Christmas is for obvious reasons a thoroughly Christian holiday, that overlies the darkest time of the year around the Winter solstice, which is the shortest day of the year with the least light in the Northern hemisphere. The morning after the Winter solstice the light begins to return, and this time was celebrated by Pagan cultures as a period of hope, new life, endless birth, death and rebirth. And because the Winter solstice was associated with new life and death a wide range of light-controlling deities emerged across ancient cultures to symbolize this momentous annual occasion.

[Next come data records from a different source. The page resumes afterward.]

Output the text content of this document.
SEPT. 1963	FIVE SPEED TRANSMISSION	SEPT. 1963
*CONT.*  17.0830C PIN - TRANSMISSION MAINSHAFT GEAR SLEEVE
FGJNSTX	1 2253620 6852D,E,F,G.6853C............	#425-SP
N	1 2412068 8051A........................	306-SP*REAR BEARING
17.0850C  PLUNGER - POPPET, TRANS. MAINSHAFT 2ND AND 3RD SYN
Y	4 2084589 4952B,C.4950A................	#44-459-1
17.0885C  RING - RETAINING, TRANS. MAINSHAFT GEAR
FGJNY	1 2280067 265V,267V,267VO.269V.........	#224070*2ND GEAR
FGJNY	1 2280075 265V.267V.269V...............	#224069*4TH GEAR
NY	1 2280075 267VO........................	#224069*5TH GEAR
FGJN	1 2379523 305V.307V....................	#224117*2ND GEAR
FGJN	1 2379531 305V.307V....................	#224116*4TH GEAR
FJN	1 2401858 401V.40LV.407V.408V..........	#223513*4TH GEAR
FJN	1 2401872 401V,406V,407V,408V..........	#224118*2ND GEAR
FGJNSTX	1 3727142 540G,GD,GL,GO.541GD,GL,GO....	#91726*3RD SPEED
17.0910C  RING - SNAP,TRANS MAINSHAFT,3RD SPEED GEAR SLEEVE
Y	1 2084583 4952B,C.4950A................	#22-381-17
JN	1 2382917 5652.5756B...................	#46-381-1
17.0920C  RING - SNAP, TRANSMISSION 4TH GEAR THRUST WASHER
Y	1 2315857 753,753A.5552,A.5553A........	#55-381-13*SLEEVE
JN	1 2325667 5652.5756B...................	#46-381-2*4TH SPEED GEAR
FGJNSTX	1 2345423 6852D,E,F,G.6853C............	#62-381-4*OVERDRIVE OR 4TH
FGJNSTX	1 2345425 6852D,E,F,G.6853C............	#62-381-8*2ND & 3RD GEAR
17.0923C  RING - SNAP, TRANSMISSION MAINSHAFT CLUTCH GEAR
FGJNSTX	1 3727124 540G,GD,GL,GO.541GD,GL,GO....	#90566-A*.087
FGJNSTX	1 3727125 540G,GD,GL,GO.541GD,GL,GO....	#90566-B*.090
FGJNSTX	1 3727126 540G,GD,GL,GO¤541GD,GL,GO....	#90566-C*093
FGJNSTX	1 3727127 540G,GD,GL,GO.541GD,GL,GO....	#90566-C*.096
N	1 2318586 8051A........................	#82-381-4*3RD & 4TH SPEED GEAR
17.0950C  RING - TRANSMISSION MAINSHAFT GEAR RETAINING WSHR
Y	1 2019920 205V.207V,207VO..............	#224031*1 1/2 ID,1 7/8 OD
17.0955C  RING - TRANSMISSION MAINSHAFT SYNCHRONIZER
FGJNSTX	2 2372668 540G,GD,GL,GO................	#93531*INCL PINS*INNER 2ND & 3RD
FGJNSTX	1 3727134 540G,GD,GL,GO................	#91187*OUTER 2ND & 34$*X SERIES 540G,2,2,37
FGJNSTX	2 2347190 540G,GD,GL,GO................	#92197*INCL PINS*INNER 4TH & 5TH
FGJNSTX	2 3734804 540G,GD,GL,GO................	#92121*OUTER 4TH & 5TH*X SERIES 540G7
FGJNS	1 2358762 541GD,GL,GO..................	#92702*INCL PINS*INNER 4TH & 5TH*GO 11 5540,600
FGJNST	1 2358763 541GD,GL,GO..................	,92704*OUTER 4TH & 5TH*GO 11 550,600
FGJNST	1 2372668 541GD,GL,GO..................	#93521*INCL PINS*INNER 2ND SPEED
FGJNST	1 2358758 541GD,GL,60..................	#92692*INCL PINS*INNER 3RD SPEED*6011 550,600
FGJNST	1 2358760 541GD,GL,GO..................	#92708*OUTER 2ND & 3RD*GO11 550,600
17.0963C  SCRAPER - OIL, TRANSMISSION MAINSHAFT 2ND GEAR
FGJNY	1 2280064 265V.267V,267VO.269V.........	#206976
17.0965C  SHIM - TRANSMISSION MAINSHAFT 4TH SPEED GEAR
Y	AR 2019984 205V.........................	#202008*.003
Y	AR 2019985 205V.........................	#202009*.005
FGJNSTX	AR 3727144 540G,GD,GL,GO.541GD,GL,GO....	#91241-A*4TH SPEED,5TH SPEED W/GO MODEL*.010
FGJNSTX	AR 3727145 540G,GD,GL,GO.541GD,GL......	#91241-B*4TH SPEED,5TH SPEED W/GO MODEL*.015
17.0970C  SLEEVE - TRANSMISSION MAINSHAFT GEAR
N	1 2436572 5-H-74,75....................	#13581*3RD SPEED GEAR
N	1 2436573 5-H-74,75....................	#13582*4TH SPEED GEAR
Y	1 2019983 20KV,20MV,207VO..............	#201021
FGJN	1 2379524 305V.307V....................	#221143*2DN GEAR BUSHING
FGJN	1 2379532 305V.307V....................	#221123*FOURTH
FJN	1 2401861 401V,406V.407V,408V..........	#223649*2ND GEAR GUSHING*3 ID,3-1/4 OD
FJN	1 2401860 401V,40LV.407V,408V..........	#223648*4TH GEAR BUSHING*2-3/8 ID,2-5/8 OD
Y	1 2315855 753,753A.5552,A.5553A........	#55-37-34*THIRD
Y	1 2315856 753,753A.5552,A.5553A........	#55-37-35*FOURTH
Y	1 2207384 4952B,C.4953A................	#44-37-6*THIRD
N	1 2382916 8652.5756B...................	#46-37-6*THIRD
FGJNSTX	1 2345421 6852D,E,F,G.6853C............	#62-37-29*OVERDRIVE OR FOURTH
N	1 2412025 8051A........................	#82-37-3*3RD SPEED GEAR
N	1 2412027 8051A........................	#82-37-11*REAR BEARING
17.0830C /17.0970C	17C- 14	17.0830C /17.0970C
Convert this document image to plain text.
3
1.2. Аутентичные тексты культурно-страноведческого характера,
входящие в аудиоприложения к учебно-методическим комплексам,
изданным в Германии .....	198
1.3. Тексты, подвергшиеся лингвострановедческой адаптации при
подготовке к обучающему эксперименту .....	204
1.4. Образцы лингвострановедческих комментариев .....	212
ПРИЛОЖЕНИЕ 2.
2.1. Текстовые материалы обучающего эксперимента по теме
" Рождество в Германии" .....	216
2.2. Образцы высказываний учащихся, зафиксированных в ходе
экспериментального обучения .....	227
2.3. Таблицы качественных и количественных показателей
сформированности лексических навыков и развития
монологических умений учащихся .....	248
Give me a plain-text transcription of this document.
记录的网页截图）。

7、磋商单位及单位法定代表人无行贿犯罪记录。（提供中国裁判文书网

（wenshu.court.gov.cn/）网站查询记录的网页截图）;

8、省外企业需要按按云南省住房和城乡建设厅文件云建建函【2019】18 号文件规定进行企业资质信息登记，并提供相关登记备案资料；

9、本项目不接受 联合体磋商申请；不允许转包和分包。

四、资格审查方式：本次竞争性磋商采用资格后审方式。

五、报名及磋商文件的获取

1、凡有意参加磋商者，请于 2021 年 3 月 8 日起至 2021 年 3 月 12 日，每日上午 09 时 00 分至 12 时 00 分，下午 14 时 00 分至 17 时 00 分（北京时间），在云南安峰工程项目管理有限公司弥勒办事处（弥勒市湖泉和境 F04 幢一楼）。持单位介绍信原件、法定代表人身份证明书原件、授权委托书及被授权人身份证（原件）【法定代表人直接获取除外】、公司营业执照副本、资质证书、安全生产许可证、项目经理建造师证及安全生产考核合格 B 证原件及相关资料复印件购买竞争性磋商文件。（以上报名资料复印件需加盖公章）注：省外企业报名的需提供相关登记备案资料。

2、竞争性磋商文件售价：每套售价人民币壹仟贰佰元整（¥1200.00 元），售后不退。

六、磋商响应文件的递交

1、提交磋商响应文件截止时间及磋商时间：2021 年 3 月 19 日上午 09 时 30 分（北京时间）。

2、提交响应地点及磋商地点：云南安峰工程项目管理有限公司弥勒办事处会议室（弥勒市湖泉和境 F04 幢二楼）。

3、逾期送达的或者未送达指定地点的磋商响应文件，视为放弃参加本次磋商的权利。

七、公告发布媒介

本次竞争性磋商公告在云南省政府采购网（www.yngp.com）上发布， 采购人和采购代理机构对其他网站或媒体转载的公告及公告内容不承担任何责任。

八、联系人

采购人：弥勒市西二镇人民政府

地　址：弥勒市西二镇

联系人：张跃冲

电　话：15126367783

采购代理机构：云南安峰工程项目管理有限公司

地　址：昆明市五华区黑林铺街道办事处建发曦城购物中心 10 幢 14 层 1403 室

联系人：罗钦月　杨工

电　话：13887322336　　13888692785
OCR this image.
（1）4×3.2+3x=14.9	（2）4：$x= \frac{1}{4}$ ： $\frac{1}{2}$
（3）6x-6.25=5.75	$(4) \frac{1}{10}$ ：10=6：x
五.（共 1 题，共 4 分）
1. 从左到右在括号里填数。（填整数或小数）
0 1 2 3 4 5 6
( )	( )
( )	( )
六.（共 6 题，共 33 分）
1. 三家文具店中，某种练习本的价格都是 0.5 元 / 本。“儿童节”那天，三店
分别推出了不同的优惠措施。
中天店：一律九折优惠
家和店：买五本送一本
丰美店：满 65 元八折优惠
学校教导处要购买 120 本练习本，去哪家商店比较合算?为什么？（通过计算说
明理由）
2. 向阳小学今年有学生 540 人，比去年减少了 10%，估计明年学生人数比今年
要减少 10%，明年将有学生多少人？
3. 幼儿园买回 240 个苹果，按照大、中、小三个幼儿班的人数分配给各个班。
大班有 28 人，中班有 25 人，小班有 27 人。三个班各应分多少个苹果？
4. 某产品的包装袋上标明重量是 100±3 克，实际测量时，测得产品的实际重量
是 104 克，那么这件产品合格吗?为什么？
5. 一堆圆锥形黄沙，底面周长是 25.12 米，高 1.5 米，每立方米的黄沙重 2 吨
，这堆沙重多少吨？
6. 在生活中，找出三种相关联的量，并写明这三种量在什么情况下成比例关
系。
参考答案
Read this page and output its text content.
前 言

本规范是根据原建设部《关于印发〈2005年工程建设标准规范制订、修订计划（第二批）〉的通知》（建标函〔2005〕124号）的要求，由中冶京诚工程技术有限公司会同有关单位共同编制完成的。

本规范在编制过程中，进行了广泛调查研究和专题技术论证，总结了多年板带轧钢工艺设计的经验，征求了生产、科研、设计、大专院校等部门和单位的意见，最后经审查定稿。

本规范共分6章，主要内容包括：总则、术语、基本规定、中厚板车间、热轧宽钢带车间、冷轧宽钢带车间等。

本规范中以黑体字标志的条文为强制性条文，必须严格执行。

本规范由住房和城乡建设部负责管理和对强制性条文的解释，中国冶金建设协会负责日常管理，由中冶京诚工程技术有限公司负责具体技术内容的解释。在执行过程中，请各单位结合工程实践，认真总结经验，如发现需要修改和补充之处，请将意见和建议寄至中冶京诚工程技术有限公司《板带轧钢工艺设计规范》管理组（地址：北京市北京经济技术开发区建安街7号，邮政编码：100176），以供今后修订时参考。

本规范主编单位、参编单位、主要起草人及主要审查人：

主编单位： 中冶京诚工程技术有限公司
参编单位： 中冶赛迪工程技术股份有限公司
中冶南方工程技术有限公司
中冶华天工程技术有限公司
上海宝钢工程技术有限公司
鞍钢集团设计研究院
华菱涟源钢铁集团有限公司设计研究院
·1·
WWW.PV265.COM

Solstice science is not difficult and was practiced in Neolithic times. Vast stone built Neolithic monuments like Newgrange in Ireland, Stonehenge in England and Maeshowe in Orkney, were all aligned facing the place on the horizon where the sun rises on the solstice. This fact leads many archaeologists to conclude that these monuments and tombs served secondary religious purposes, wherein prehistoric people held rituals to symbolically capture the sun on its shortest day, to save the dying light, to assure survival.
The Winter solstice officially marks the beginning of the Winter season which ends on the Spring ( vernal) equinox on March 20 or 21 in the Northern hemisphere and on September 22 or 23 in the Southern hemisphere. The Summer solstice, around 20 or 21 June, happens when the Sun reaches its highest position in the sky for the Northern hemisphere and the Winter solstice, also known as the ‘hibernal solstice, December 21 or 22, is the day with the shortest period of daylight and longest night of the year, when the Sun is at its lowest daily maximum elevation in the sky in the Northern hemisphere. Obviously, the opposites apply to the Southern hemisphere where Winter falls in June-July and Summer in December.